A cold, hard knot formed in Silas's gut. The man was pure venom. Kael would die, Silas swore it. Slowly. Painfully.
"You're lucky, in a way," Joric said, his voice low, almost a whisper against the tunnel walls. "Cap'n Kael lost big in the dens last night. Came back in a foul mood."
"Gambling dens here?" Silas asked, surprised.
"Everything's here, deep enough. Drink, dust, games… You want to stay clear. Seen too many good men feed their wages straight to the house." Joric glanced back, his eyes hollow. "Only way out is to save, keep your head down."
They passed countless forks in the rock, twisting paths leading into the earth's unseen depths. Joric explained the markers. "Arrows carved in the stone. Red means down, deeper into the Veins. Blue means up, towards the surface. Always follow blue when you're done. Or lost."
Silas estimated they had descended hundreds of meters, the air growing denser, colder, the pressure on his ears almost palpable. Finally, Joric stopped.
"This is it," Joric said, his voice barely audible. He pointed to a particularly narrow, jagged opening. "Fracture 7."
A gaping maw of utter blackness beckoned, a darkness that seemed to swallow the feeble light of Silas's lamp. It felt… wrong. A cold dread, deeper than the tunnel's chill, emanated from within.
"Just… go in?" Silas asked, his voice flat.
Joric shivered. "Four men already met ill fortune inside. Be careful."
"Ill fortune?"
"They died. No bodies, sometimes. Just… gone. Cap'n Kael sent you, the new one. Because no one else would enter." Joric's gaze held a mix of pity and fear. He couldn't help, couldn't defy Kael. He was just another cog in the grinding machine of the Quarry.
"Hope you make it out, alive," Joric said, then turned, his lamp bobbing as he retreated, leaving Silas alone at the threshold of Fracture 7.

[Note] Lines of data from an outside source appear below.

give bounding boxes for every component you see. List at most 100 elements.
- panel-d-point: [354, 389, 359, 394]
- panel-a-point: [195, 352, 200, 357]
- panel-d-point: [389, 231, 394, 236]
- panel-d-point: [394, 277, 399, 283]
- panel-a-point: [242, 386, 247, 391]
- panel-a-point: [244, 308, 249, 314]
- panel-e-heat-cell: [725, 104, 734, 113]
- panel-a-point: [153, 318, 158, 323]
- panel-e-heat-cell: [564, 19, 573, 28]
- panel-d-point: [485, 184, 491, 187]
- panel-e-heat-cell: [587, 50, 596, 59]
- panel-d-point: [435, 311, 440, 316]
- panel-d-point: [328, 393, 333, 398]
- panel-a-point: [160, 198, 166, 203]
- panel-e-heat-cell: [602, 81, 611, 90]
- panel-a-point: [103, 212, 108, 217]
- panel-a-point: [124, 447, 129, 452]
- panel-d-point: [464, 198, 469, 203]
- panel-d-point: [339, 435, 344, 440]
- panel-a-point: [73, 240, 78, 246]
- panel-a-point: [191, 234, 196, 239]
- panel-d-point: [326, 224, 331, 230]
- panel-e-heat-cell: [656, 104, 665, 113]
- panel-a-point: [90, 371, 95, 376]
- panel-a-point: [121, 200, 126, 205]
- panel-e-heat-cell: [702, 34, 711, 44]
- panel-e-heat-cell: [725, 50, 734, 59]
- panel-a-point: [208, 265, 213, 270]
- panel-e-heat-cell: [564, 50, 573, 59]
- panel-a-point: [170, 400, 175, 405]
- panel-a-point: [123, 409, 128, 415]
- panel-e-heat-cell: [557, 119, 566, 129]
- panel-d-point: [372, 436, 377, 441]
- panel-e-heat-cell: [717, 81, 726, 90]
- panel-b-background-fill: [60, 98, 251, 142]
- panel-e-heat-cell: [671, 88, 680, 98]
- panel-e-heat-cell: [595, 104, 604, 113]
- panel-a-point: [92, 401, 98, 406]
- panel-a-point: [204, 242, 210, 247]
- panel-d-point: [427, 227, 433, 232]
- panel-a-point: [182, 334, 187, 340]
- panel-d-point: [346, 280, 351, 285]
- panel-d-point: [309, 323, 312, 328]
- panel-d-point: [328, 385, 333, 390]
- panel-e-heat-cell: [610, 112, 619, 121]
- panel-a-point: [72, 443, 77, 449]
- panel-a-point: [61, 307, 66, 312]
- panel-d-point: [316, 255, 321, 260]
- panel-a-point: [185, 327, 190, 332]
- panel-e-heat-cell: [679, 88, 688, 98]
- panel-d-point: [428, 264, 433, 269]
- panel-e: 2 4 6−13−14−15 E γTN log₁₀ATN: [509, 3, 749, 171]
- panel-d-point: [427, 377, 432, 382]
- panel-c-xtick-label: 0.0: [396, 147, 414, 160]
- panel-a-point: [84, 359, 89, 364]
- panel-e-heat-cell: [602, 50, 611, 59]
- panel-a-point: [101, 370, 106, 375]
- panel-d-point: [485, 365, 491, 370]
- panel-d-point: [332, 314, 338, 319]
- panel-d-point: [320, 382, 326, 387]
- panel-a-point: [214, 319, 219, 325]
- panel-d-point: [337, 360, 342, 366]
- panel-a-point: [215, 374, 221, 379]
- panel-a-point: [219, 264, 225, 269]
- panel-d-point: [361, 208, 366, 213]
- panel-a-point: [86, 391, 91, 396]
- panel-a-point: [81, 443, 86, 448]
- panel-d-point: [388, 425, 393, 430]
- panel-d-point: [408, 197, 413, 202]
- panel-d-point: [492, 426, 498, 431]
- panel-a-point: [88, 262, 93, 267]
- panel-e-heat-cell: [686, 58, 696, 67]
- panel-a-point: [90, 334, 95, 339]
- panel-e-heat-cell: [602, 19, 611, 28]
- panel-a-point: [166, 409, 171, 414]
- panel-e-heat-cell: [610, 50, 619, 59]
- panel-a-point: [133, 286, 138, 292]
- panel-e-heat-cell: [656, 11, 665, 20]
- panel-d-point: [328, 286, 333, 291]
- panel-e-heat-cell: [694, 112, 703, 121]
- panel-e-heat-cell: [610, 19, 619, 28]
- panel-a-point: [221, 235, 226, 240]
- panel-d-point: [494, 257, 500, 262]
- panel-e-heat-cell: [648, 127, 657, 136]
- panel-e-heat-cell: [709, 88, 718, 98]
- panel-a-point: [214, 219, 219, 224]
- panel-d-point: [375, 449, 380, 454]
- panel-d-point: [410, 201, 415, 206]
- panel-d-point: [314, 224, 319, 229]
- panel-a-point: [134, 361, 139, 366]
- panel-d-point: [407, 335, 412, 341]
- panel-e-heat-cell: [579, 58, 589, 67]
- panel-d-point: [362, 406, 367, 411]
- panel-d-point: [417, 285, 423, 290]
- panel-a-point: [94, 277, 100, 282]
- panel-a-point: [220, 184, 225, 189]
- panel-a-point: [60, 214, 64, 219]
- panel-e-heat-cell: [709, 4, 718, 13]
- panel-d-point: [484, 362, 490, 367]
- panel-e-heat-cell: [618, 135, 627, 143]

Silas stared into the absolute darkness, the stench of damp earth and something else—something ancient and feral—filling his nostrils. Everyone who entered, died? Kael, you absolute bastard. He had sent him here to die.
A new resolve hardened in Silas. Not only would Kael pay, but Silas would survive this. He would master his ability, the power to bind stone, to command the very Veins of the world. This was his chance, his crucible. Within the treacherous depths of Fracture 7, he would discover the true extent of his strength. This place, meant to be his tomb, would become his forge.
He took a breath, adjusted his helmet, and stepped into the black embrace of Fracture 7.